Monday, January 22, 2007

Gearing up to go the distance

Riding for six or more hours in the winter is very different than riding for six hours in the summer. Increase that time to multiple days and the challenge goes up exponentially. In general, you simply have to carry more stuff in order to remain comfortable and safe in the winter.

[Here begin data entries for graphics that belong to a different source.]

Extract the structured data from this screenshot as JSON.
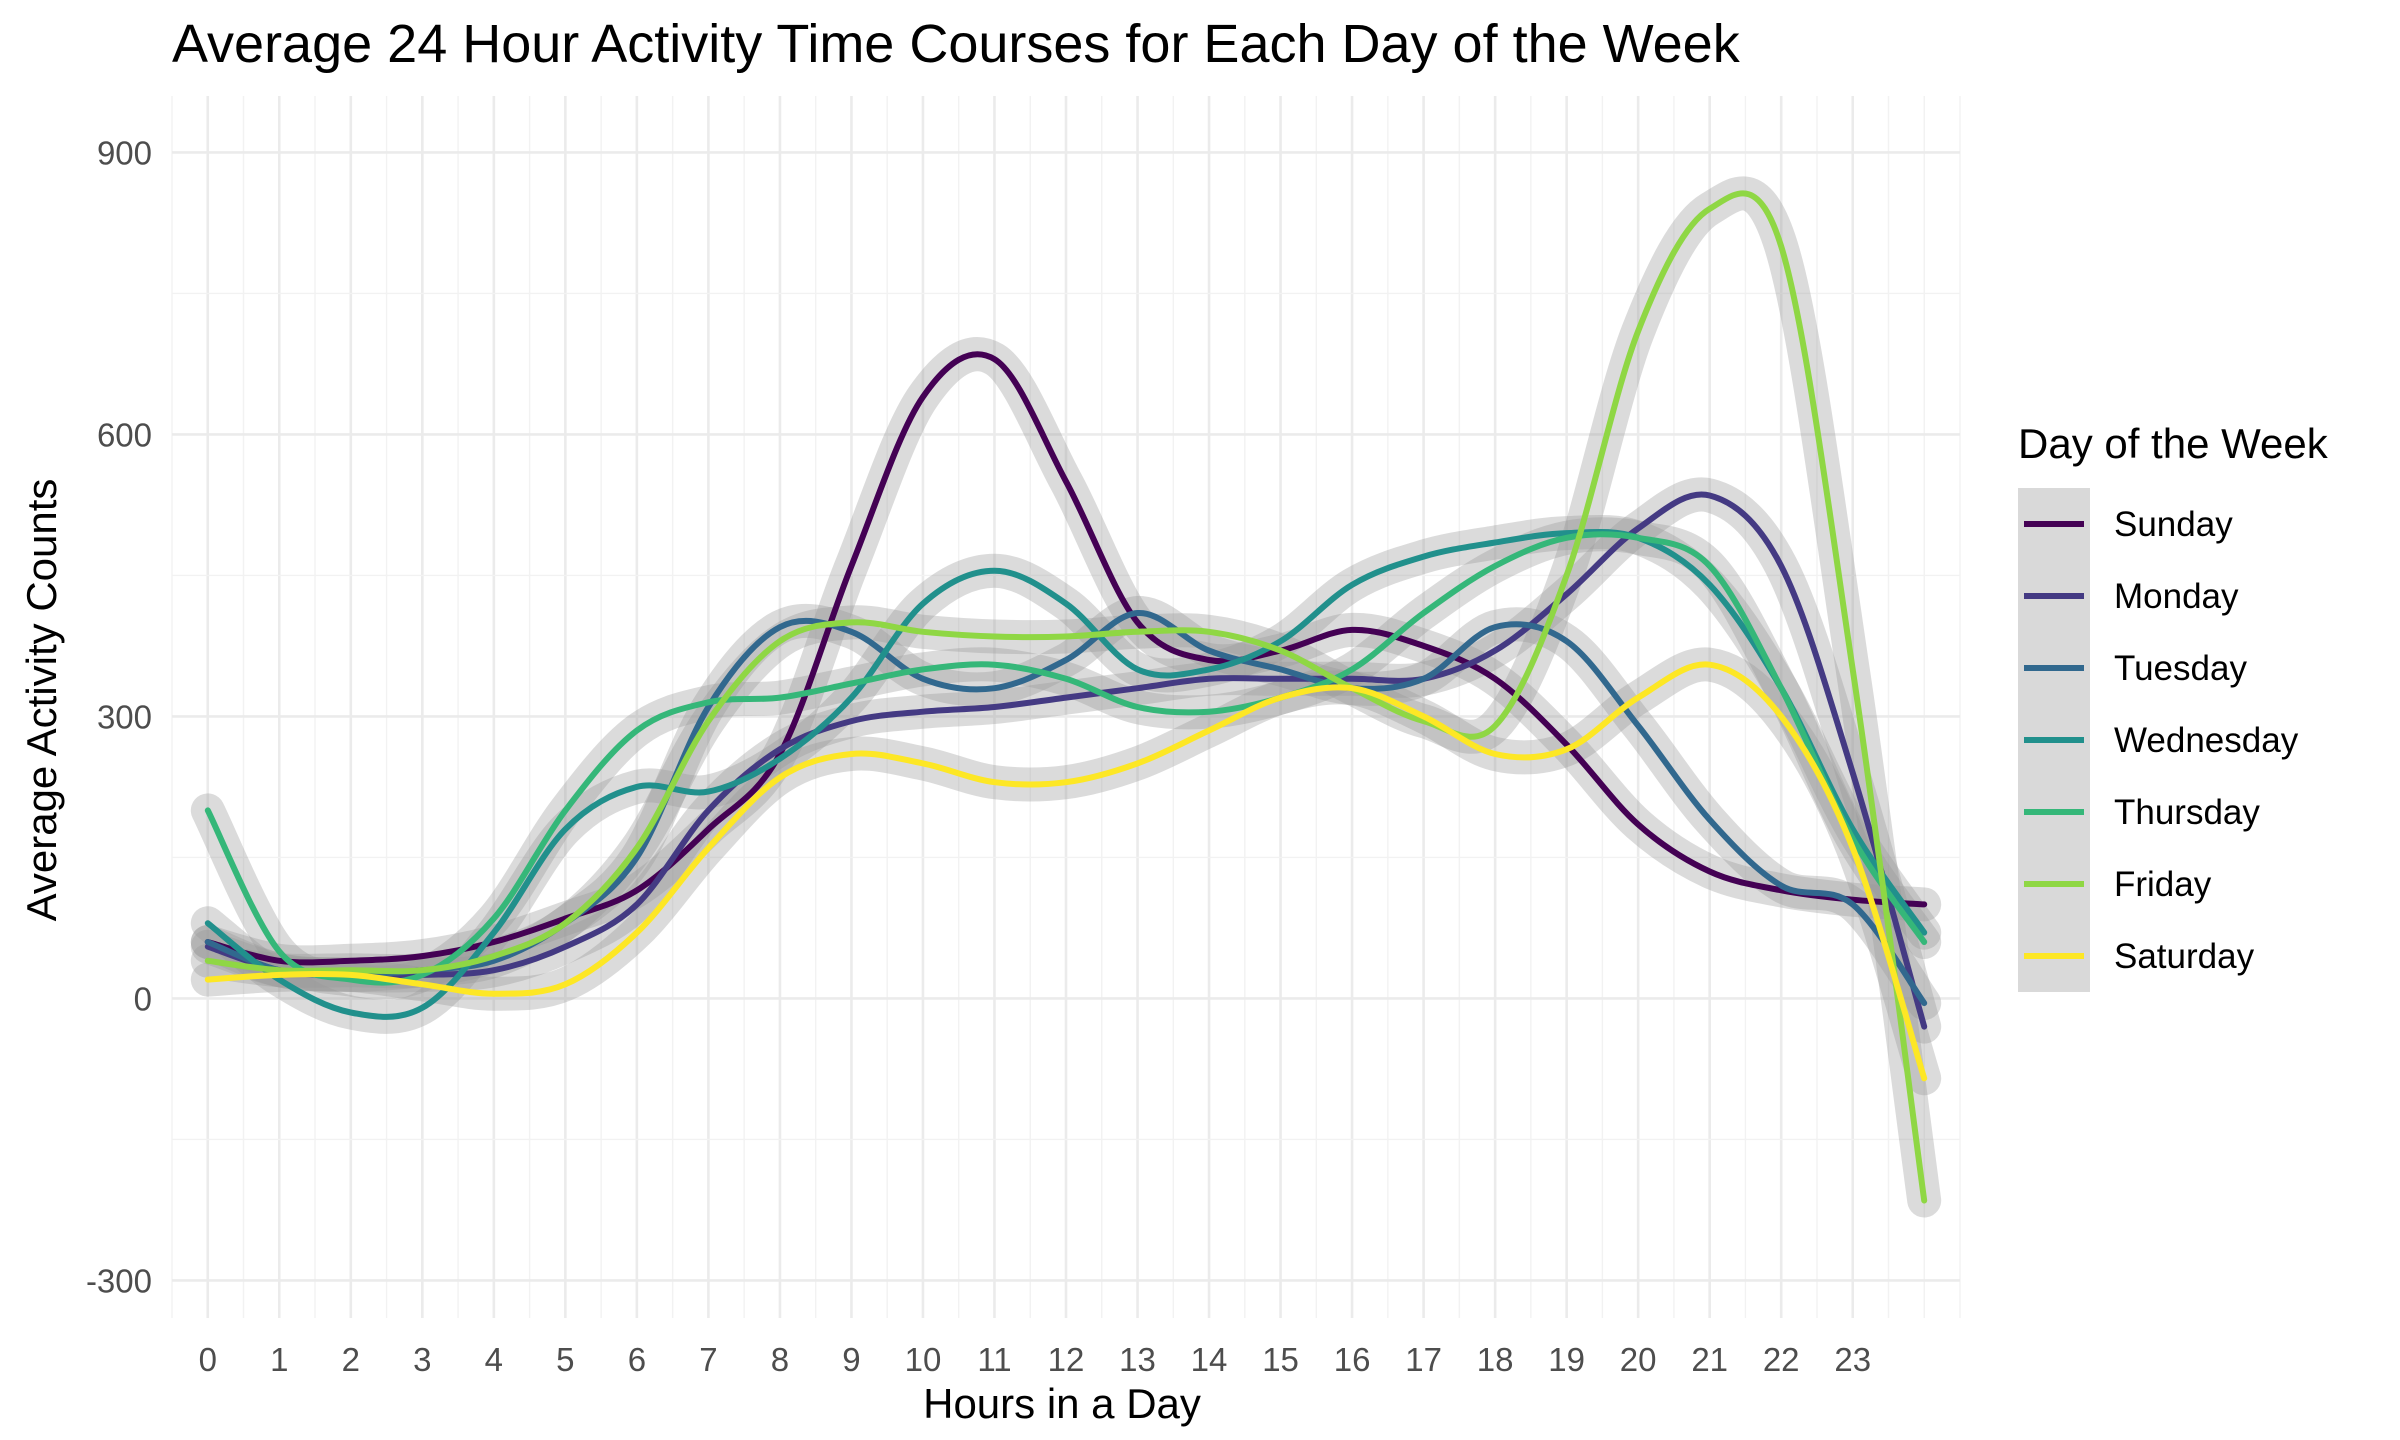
{
  "chart_data": {
    "type": "line",
    "title": "Average 24 Hour Activity Time Courses for Each Day of the Week",
    "xlabel": "Hours in a Day",
    "ylabel": "Average Activity Counts",
    "xlim": [
      -0.5,
      24.5
    ],
    "ylim": [
      -340,
      960
    ],
    "x_ticks": [
      0,
      1,
      2,
      3,
      4,
      5,
      6,
      7,
      8,
      9,
      10,
      11,
      12,
      13,
      14,
      15,
      16,
      17,
      18,
      19,
      20,
      21,
      22,
      23
    ],
    "y_ticks": [
      -300,
      0,
      300,
      600,
      900
    ],
    "grid": true,
    "legend": {
      "title": "Day of the Week",
      "position": "right"
    },
    "x": [
      0,
      1,
      2,
      3,
      4,
      5,
      6,
      7,
      8,
      9,
      10,
      11,
      12,
      13,
      14,
      15,
      16,
      17,
      18,
      19,
      20,
      21,
      22,
      23,
      24
    ],
    "series": [
      {
        "name": "Sunday",
        "color": "#440154",
        "values": [
          60,
          40,
          40,
          45,
          60,
          85,
          115,
          180,
          260,
          460,
          640,
          680,
          550,
          400,
          360,
          370,
          392,
          375,
          340,
          270,
          185,
          135,
          115,
          105,
          100
        ]
      },
      {
        "name": "Monday",
        "color": "#443A83",
        "values": [
          55,
          30,
          25,
          25,
          30,
          55,
          100,
          200,
          265,
          295,
          305,
          310,
          320,
          330,
          340,
          340,
          340,
          340,
          370,
          430,
          500,
          535,
          460,
          240,
          -30
        ]
      },
      {
        "name": "Tuesday",
        "color": "#31688E",
        "values": [
          60,
          30,
          25,
          30,
          40,
          80,
          150,
          310,
          395,
          390,
          340,
          330,
          360,
          410,
          370,
          350,
          330,
          340,
          395,
          380,
          290,
          190,
          120,
          100,
          -5
        ]
      },
      {
        "name": "Wednesday",
        "color": "#21908C",
        "values": [
          80,
          20,
          -15,
          -10,
          70,
          180,
          225,
          220,
          255,
          320,
          420,
          455,
          420,
          350,
          350,
          380,
          440,
          470,
          485,
          495,
          490,
          440,
          330,
          180,
          70
        ]
      },
      {
        "name": "Thursday",
        "color": "#35B779",
        "values": [
          200,
          50,
          20,
          25,
          85,
          200,
          285,
          315,
          320,
          335,
          350,
          355,
          340,
          310,
          305,
          320,
          350,
          410,
          460,
          490,
          490,
          460,
          330,
          170,
          60
        ]
      },
      {
        "name": "Friday",
        "color": "#8FD744",
        "values": [
          40,
          30,
          30,
          30,
          45,
          80,
          160,
          295,
          380,
          400,
          390,
          385,
          385,
          390,
          390,
          370,
          330,
          295,
          290,
          450,
          710,
          840,
          800,
          350,
          -215
        ]
      },
      {
        "name": "Saturday",
        "color": "#FDE725",
        "values": [
          20,
          25,
          25,
          15,
          5,
          15,
          70,
          160,
          235,
          260,
          250,
          230,
          230,
          250,
          285,
          320,
          330,
          300,
          260,
          265,
          320,
          355,
          300,
          160,
          -85
        ]
      }
    ]
  }
}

Keeping all of my toes is a big priority for me as I delve into snow biking and aspire to race in Alaska or Minnesota next winter. Two weeks ago while alpine skiing I got mild frostbite on my left big toe to the point where it is still dark purple and numb on the tip…yuk! My ski boots were squeezing my toes a bit on back to back cold ski days and I should have known better. The lack of circulation was more of a factor than the temps themselves. My snow bike footwear strategy is based on circulation and insulation and is coming together nicely except that I haven’t tested it on a long outing yet. My concern is perspiration. Sweaty socks = cold feet. This is where Vapor Barrier socks come in. VB sock keep the sweat next to your skin and your insulating layers stay dry so they can do their job. Think about how a wetsuit works.

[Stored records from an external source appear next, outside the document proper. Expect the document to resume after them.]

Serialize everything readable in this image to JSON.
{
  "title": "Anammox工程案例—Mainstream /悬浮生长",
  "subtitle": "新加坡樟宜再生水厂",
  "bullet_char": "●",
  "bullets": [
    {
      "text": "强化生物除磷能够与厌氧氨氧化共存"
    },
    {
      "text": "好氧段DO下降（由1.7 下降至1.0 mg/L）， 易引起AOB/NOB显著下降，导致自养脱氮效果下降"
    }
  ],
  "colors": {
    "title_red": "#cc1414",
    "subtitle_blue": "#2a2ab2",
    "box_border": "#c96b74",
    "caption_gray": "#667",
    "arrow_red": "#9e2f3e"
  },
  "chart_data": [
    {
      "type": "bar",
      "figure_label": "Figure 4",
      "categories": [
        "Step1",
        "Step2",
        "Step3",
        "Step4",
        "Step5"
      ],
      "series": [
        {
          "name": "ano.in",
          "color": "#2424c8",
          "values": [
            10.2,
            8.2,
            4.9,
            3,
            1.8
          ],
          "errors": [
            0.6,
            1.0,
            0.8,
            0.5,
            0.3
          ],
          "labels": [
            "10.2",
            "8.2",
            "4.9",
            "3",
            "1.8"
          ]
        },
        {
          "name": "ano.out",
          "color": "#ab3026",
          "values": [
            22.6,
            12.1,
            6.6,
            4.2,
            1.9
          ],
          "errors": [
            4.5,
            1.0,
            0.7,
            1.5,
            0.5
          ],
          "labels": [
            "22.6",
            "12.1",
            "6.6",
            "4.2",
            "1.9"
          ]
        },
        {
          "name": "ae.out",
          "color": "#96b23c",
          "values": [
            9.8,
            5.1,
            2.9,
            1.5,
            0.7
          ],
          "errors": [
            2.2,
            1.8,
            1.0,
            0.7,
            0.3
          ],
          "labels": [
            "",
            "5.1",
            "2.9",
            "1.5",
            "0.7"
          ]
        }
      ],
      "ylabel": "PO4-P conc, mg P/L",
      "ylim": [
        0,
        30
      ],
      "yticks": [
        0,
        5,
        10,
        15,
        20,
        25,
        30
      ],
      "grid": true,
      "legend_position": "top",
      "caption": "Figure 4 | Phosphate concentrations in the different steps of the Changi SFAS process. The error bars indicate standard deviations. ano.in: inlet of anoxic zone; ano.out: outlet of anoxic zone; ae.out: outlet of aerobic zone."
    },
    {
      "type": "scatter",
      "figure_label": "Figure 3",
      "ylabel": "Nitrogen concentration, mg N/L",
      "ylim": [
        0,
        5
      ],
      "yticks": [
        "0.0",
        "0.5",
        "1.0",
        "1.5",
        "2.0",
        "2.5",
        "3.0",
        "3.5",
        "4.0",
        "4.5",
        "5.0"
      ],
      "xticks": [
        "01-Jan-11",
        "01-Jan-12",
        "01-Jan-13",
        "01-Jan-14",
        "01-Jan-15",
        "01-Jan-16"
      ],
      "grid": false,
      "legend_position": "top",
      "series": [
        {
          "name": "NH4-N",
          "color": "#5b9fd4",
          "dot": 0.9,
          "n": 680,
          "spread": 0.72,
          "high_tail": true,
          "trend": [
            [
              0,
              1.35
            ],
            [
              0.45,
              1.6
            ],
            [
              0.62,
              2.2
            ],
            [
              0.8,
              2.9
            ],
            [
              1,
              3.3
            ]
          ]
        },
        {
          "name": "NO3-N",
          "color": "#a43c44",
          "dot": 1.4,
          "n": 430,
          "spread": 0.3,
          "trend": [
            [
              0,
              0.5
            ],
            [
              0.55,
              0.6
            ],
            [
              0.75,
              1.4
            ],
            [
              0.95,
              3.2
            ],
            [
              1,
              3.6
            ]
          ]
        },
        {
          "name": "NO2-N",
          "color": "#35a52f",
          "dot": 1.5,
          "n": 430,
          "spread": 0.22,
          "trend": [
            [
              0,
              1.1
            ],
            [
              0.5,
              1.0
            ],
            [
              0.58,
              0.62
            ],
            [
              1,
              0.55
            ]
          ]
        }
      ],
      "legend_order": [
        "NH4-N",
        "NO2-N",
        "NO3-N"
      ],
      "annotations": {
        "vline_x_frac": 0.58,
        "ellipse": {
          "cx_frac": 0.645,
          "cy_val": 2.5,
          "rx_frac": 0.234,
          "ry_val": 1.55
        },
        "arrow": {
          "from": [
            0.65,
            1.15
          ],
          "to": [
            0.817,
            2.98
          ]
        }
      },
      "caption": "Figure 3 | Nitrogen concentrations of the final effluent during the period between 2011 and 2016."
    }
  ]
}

Integral Designs VB sock has a nice closure at the top to keep the heat in
RBH Designs offers a VB liner sock as well but the seems are not taped. Moisture may seep into your outer sock.
RBH Designs also offers an insulated VB sock that has a soft fleecy lining.
Hydration is another challenge during long winter events that may see temps range from 25F to -40F. A water bottle in a cage freezes really fast at -20F. I am Camelbak fan throughout the year and normally wear one during mountain bike races of any length. I want to figure out a way to wear one in the winter so I am going to experiment a bit. If I wear their insulated bladder inside a pack AND next to my base layer it might work. Keeping the bite valve and hose free of ice is the biggest concern.

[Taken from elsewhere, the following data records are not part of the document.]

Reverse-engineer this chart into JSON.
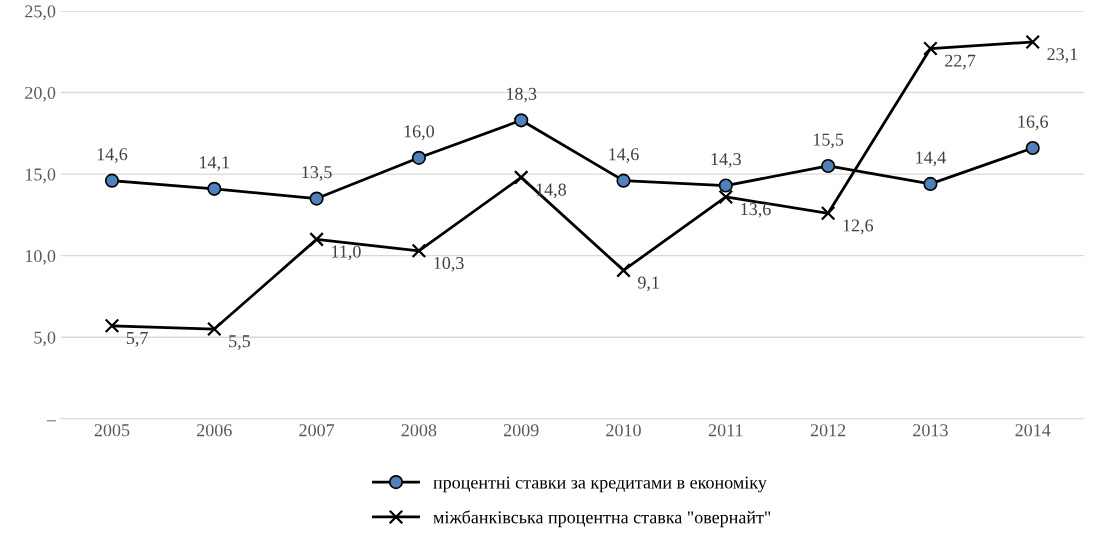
{
  "chart_data": {
    "type": "line",
    "categories": [
      "2005",
      "2006",
      "2007",
      "2008",
      "2009",
      "2010",
      "2011",
      "2012",
      "2013",
      "2014"
    ],
    "series": [
      {
        "name": "процентні ставки за кредитами в економіку",
        "color": "#4f81bd",
        "marker": "circle",
        "values": [
          14.6,
          14.1,
          13.5,
          16.0,
          18.3,
          14.6,
          14.3,
          15.5,
          14.4,
          16.6
        ],
        "value_labels": [
          "14,6",
          "14,1",
          "13,5",
          "16,0",
          "18,3",
          "14,6",
          "14,3",
          "15,5",
          "14,4",
          "16,6"
        ]
      },
      {
        "name": "міжбанківська процентна ставка \"овернайт\"",
        "color": "#000000",
        "marker": "cross",
        "values": [
          5.7,
          5.5,
          11.0,
          10.3,
          14.8,
          9.1,
          13.6,
          12.6,
          22.7,
          23.1
        ],
        "value_labels": [
          "5,7",
          "5,5",
          "11,0",
          "10,3",
          "14,8",
          "9,1",
          "13,6",
          "12,6",
          "22,7",
          "23,1"
        ]
      }
    ],
    "ylim": [
      0,
      25
    ],
    "yticks": [
      {
        "value": 0,
        "label": "–"
      },
      {
        "value": 5,
        "label": "5,0"
      },
      {
        "value": 10,
        "label": "10,0"
      },
      {
        "value": 15,
        "label": "15,0"
      },
      {
        "value": 20,
        "label": "20,0"
      },
      {
        "value": 25,
        "label": "25,0"
      }
    ],
    "grid": "y",
    "legend": "bottom",
    "line_style": "solid"
  }
}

Hydration Plan B is to use insulating sleeves for two Nalgene bottles. This means that I have to stop to drink and I am less likely to drink as often. Where do you get water in the middle of a winter snow bike race? You melt snow of course. I am not a backpacker nor do I have extensive backcountry or mountaineering experience. Based on reading about stoves and using stoves the JetBoil looks like a simple and efficient solution that even I could use. The 1L cannister acts as a container for the rest of the parts and packs up to the size of a Nalgene bottle.
I love planning and researching the details involved for a long event!


Doug said...

A few comments. I'm still figuring this stuff out myself, but this is what I've learned. The VP socks work great when combined with oversized footwear. A dry insulating layer outside the VP barrier and some wiggle room with some dead air space keeps the feet warm. I use a camelback above 25 F. Below that I use the OR Parkas and Nalgene bottles. The risk with a bladder and bite valve is once it freezes you are screwed. At least with the Nalgenes you can fire up your stove and thaw out the bottles if they were ever to freeze up. On the stove issue in bitter cold I only use stoves that burn white gas also known as "Coleman fuel". Isobutane and propane doesn't get hot enough to heat water in extreme cold...that is if you can actually get it ignited. You would have to carry the fuel canisters inside your clothing to keep it warm. I have both a MSR Dragonfly and a Whisperlite. I do lots of winter camping in Northern Miinesota and teach winter camping skills. A light weight stove won't keep you alive if you can't get it lighted.

Dave said...

Doug, thanks for the feedback...especially on the stoves.

Chris said...

Jetboil suck in winter. After that I will disagree with Doug and say experiment with a very modern coleman canister stove, the exponent extreme and it's specific cartridges. I'll let you do the research yourself as it's your butt on the line but you can save weight and *time* over whitegas if you don't let conventional winter wisdom scare you.

Doug said...

Well, I am set in my ways a bit. I'll give Chris that much. But I know I can count on my stove. Find what works best for you.